Уильям Вордсворт. Аббатство Тинтерн. Перевод
в нескольких милях вверх от аббатства Тинтерн
Пять лет прошло, они тянулись долго
И тягостно, как зимы. Снова слышу
Я нежное журчание реки
Текущей от истоков горных, снова
Смотрю на грандиозные утёсы,
Которые усугубляют чувство
Глубокого уединенья
Своею связью со спокойным небом.
Настал тот день – опять, расположившись
Под этим клёном старым, озираю
Внизу сады – зелёные участки:
В такое время года в них созреть
Плоды пока что не успели, и они
Среди лесов и рощиц затерялись –
Совсем не выделяются на фоне
Всего весеннего ландшафта. Вновь
Ряды оград зелёных созерцаю,
Не то что изгородей – перелесков,
Весёлыми волнами добежавших
До самых стен домишек пасторальных,
И дыма завитки, над кронами деревьев
Плывущие спокойно, так, что может
Вообразиться: там в лесу безбрежном
Бездомный странник основался,
Или отшельник у своей пещеры
Развёл огонь.
Отсутствуя так долго,
Не представлял себе я эти виды
Виденьями слепого человека:
В домашней скуке, в шуме городском
Я им обязан был успокоением,
Чудесным ощущеньям сердца,
Уму дававшим пищу и спасавшим
Меня от горестного пессимизма
Спокойным возрождением души,
Благодаря былому созерцанью.
Возможно, что такое происходит
С людьми, вершившими дела благие,
Которые они не вспоминают –
Простые бескорыстные поступки.
В не меньшей мере благодарен я
Картинам этим за другой подарок,
Гораздо более высокий: чувство
Уверенного мирного настроя,
Когда все тяготы гнетущей
И непонятной ноши этой жизни
Становятся терпимей, оптимизма
Оно добавит в жизни и ведёт
Вперёд, пока дыханье в бренном теле,
А также крови токи, не пришли в упадок;
Мы засыпаем телом, становясь
Живой душой; и взглядом окрылённым
Гармонией и радостью великой
Мы постигаем суть вещей.
Пускай
Такое рассужденье излишне,
Но как же часто для меня во мраке,
И при дневном унынии, когда
Моей душой овладевала тщетность
Усилий вырваться из бесполезной,
Капризной, неприятной суеты,
К тебе взывал я сердцем, Уай лесная,
Блуждающая весело в дубравах!
Придя сюда с почти потухшей верой,
Со знанием туманным и мизерным,
В растерянности грустной пребывая,
Спокойствие ума я возрождаю,
Когда стою здесь, – а не только чувства,
Приятные душе в момент конкретный,
Но также те, что будут мне служить
В дальнейшей жизни, и не важно,
Что изменился я – не тот, кем был,
Когда впервые появился в этих
Горах, когда я как косуля прыгал
По ним, по берегам ручьев слонялся
Куда вела Природа.
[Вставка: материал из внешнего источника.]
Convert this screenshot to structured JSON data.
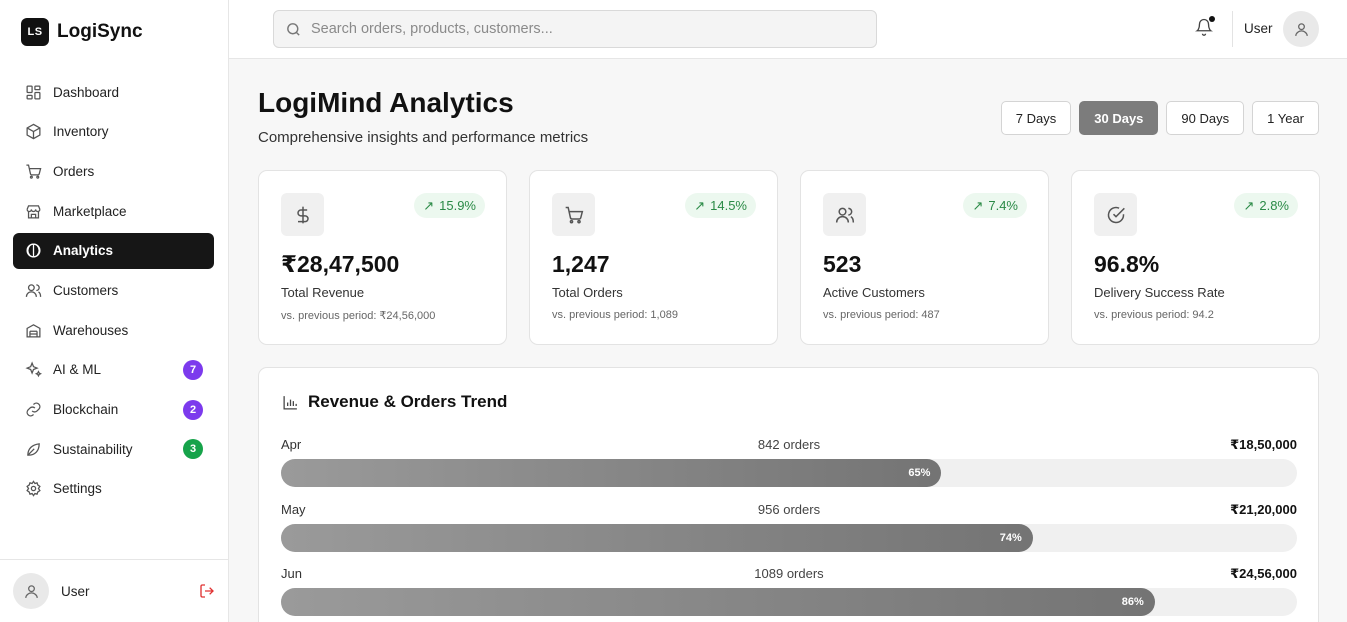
{
  "brand": {
    "mark": "LS",
    "name": "LogiSync"
  },
  "sidebar": {
    "items": [
      {
        "label": "Dashboard",
        "icon": "dashboard-icon",
        "badge": ""
      },
      {
        "label": "Inventory",
        "icon": "box-icon",
        "badge": ""
      },
      {
        "label": "Orders",
        "icon": "cart-icon",
        "badge": ""
      },
      {
        "label": "Marketplace",
        "icon": "store-icon",
        "badge": ""
      },
      {
        "label": "Analytics",
        "icon": "analytics-icon",
        "badge": "",
        "active": true
      },
      {
        "label": "Customers",
        "icon": "users-icon",
        "badge": ""
      },
      {
        "label": "Warehouses",
        "icon": "warehouse-icon",
        "badge": ""
      },
      {
        "label": "AI & ML",
        "icon": "sparkles-icon",
        "badge": "7",
        "badge_color": "#7c3aed"
      },
      {
        "label": "Blockchain",
        "icon": "link-icon",
        "badge": "2",
        "badge_color": "#7c3aed"
      },
      {
        "label": "Sustainability",
        "icon": "leaf-icon",
        "badge": "3",
        "badge_color": "#16a34a"
      },
      {
        "label": "Settings",
        "icon": "gear-icon",
        "badge": ""
      }
    ],
    "footer_user": "User"
  },
  "topbar": {
    "search_placeholder": "Search orders, products, customers...",
    "user": "User"
  },
  "page": {
    "title": "LogiMind Analytics",
    "subtitle": "Comprehensive insights and performance metrics",
    "ranges": [
      "7 Days",
      "30 Days",
      "90 Days",
      "1 Year"
    ],
    "active_range": "30 Days"
  },
  "kpis": [
    {
      "icon": "dollar-icon",
      "trend": "15.9%",
      "value": "₹28,47,500",
      "label": "Total Revenue",
      "previous": "vs. previous period: ₹24,56,000"
    },
    {
      "icon": "cart-icon",
      "trend": "14.5%",
      "value": "1,247",
      "label": "Total Orders",
      "previous": "vs. previous period: 1,089"
    },
    {
      "icon": "users-icon",
      "trend": "7.4%",
      "value": "523",
      "label": "Active Customers",
      "previous": "vs. previous period: 487"
    },
    {
      "icon": "check-circle-icon",
      "trend": "2.8%",
      "value": "96.8%",
      "label": "Delivery Success Rate",
      "previous": "vs. previous period: 94.2"
    }
  ],
  "trend_panel": {
    "title": "Revenue & Orders Trend",
    "rows": [
      {
        "month": "Apr",
        "orders": "842 orders",
        "revenue": "₹18,50,000",
        "percent": 65,
        "percent_label": "65%"
      },
      {
        "month": "May",
        "orders": "956 orders",
        "revenue": "₹21,20,000",
        "percent": 74,
        "percent_label": "74%"
      },
      {
        "month": "Jun",
        "orders": "1089 orders",
        "revenue": "₹24,56,000",
        "percent": 86,
        "percent_label": "86%"
      }
    ]
  }
}
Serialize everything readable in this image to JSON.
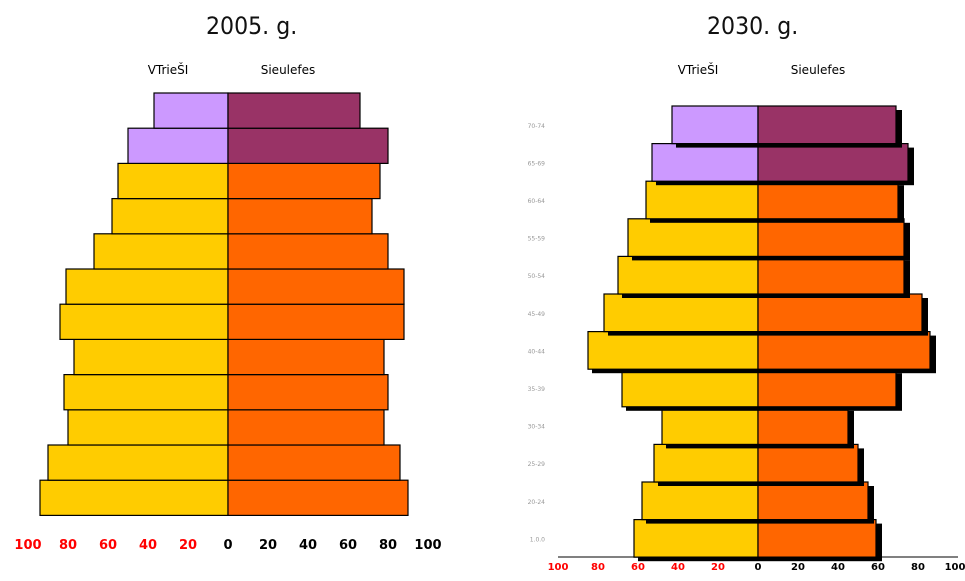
{
  "chart_data": [
    {
      "type": "bar",
      "orientation": "horizontal",
      "subtype": "population-pyramid",
      "title": "2005. g.",
      "left_label": "VTrieŠI",
      "right_label": "Sieulefes",
      "x_ticks_left": [
        "100",
        "80",
        "60",
        "40",
        "20"
      ],
      "x_ticks_right": [
        "0",
        "20",
        "40",
        "60",
        "80",
        "100"
      ],
      "xlim": [
        -100,
        100
      ],
      "categories": [
        "",
        "",
        "",
        "",
        "",
        "",
        "",
        "",
        "",
        "",
        "",
        ""
      ],
      "series": [
        {
          "side": "left",
          "values": [
            94,
            90,
            80,
            82,
            77,
            84,
            81,
            67,
            58,
            55,
            50,
            37
          ]
        },
        {
          "side": "right",
          "values": [
            90,
            86,
            78,
            80,
            78,
            88,
            88,
            80,
            72,
            76,
            80,
            66
          ]
        }
      ],
      "highlighted_top_rows": 2,
      "colors": {
        "left_main": "#ffcc00",
        "left_top": "#cc99ff",
        "right_main": "#ff6600",
        "right_top": "#993366",
        "tick_left": "#ff0000",
        "tick_right": "#000000"
      }
    },
    {
      "type": "bar",
      "orientation": "horizontal",
      "subtype": "population-pyramid",
      "title": "2030. g.",
      "left_label": "VTrieŠI",
      "right_label": "Sieulefes",
      "x_ticks_left": [
        "100",
        "80",
        "60",
        "40",
        "20"
      ],
      "x_ticks_right": [
        "0",
        "20",
        "40",
        "60",
        "80",
        "100"
      ],
      "xlim": [
        -100,
        100
      ],
      "categories": [
        "1.0.0",
        "20-24",
        "25-29",
        "30-34",
        "35-39",
        "40-44",
        "45-49",
        "50-54",
        "55-59",
        "60-64",
        "65-69",
        "70-74"
      ],
      "series": [
        {
          "side": "left",
          "values": [
            62,
            58,
            52,
            48,
            68,
            85,
            77,
            70,
            65,
            56,
            53,
            43
          ]
        },
        {
          "side": "right",
          "values": [
            59,
            55,
            50,
            45,
            69,
            86,
            82,
            73,
            73,
            70,
            75,
            69
          ]
        }
      ],
      "shadow": true,
      "highlighted_top_rows": 2,
      "colors": {
        "left_main": "#ffcc00",
        "left_top": "#cc99ff",
        "right_main": "#ff6600",
        "right_top": "#993366",
        "tick_left": "#ff0000",
        "tick_right": "#000000",
        "category_label": "#999999"
      }
    }
  ]
}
Но теперь
Хочу скорее избежать унынья,
Чем вновь прекрасным видом насладиться.
Тогда, в дни детства, дикая Природа
Была причиной радости движенья,
И обитанья сферой. Но теперь
Себя я прежним не могу представить.
Звук водопада был моею страстью;
Холмы зелёные, леса густые, реки, –
Цвета и очертанья, и движенья, –
Всё было мне по вкусу, как любовь,
Которую словами не опишешь,
Не объяснишь, – так мыслям не подвластна.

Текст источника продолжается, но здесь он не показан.